Sin saber muy bien de dónde ha salido. Quién la ha pronunciado. Si ha sido el río que ahora es cielo y cubre la ciudad baja, o la boca del vértigo que vive en el vacío. Pero ha sonado a aullido de lobo que mira la luna. Y el gato, por primera vez, me mira. Se ha establecido algo parecido a una “complicidad”, entre él y yo. Y así estamos, los dos, sin contarnos nada. Pero estando. Siendo. Existiendo.
Y luego decido irme, porque el viento grita muy fuerte y hace bastante frío. El gato se ha quedado quieto, como si le importase un bledo que yo me fuera.
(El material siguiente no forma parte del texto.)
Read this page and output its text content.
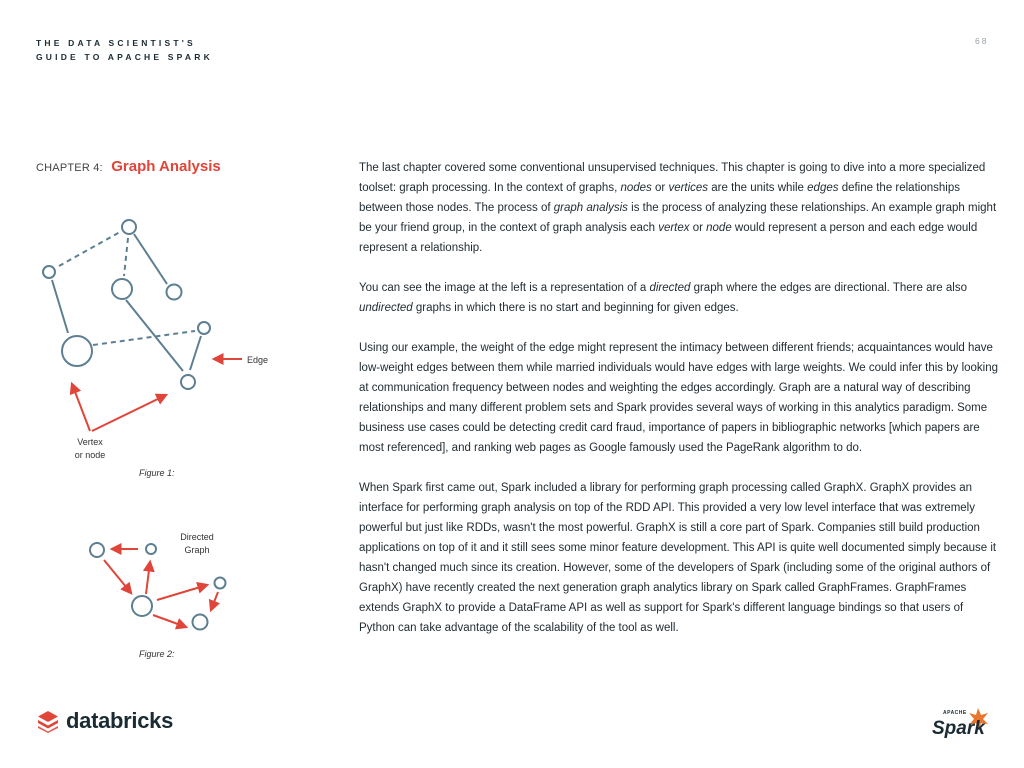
THE DATA SCIENTIST'S
GUIDE TO APACHE SPARK
68
CHAPTER 4: Graph Analysis
Edge
Vertex
or node
Figure 1:
Directed
Graph
Figure 2:

The last chapter covered some conventional unsupervised techniques. This chapter is going to dive into a more specialized toolset: graph processing. In the context of graphs, nodes or vertices are the units while edges define the relationships between those nodes. The process of graph analysis is the process of analyzing these relationships. An example graph might be your friend group, in the context of graph analysis each vertex or node would represent a person and each edge would represent a relationship.

You can see the image at the left is a representation of a directed graph where the edges are directional. There are also undirected graphs in which there is no start and beginning for given edges.

Using our example, the weight of the edge might represent the intimacy between different friends; acquaintances would have low-weight edges between them while married individuals would have edges with large weights. We could infer this by looking at communication frequency between nodes and weighting the edges accordingly. Graph are a natural way of describing relationships and many different problem sets and Spark provides several ways of working in this analytics paradigm. Some business use cases could be detecting credit card fraud, importance of papers in bibliographic networks [which papers are most referenced], and ranking web pages as Google famously used the PageRank algorithm to do.

When Spark first came out, Spark included a library for performing graph processing called GraphX. GraphX provides an interface for performing graph analysis on top of the RDD API. This provided a very low level interface that was extremely powerful but just like RDDs, wasn't the most powerful. GraphX is still a core part of Spark. Companies still build production applications on top of it and it still sees some minor feature development. This API is quite well documented simply because it hasn't changed much since its creation. However, some of the developers of Spark (including some of the original authors of GraphX) have recently created the next generation graph analytics library on Spark called GraphFrames. GraphFrames extends GraphX to provide a DataFrame API as well as support for Spark's different language bindings so that users of Python can take advantage of the scalability of the tool as well.

databricks	APACHE
Spark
Pero luego, con disimulo, comienza a seguirme, respetando la distancia de seguridad que él ha fijado. Me vuelvo y lo ahuyento con los brazos. “Vete, quédate ahí, no puedes venir conmigo”. Él titubea, se da la vuelta y, al cabo de un rato, dejo de verlo.
Camino por las mismas calles de antes, observando los mismos edificios, aunque parezcan otros, porque durante este tiempo una brocha gigante los ha debido untar de barniz dorado. Y me cruzo con personas, que no son las mismas, pero lo parecen. Y siento como una certeza taladrándome la nuca, la presencia de alguien, sus pasos. El cuidado que tiene para no ser visto, camuflándose entre la gente. Los transeúntes transitan, ese es su cometido, se apelotonan o se dispersan, dependiendo de los horarios o del estado meteorológico. Algunos me miran con semblante aburrido. No pueden adivinar lo que ronda por mi cabeza, como yo no puedo conocer sus pensamientos. Y menos mal, porque si tuviéramos que estar al tanto de la vida de cada persona que nos encontráramos por el camino, nos volveríamos locos. Bueno, a veces nos volvemos locos sin darnos ni cuenta, pero eso es problema de la “psico” humana, creo. Si uniéramos todas las mentes del mundo, nos daría de sobra para construir una nebulosa en el espacio. O quizá dos.
Entro en un bar. Para tomarme un café y para que mi perseguidor se detenga. Me siento en una mesa cerca de la ventana. Entonces le veo. Allí está, en la acera de enfrente. Mirando hacia la cafetería.
Con los ojos entornados. Como si tuviera un sol delante.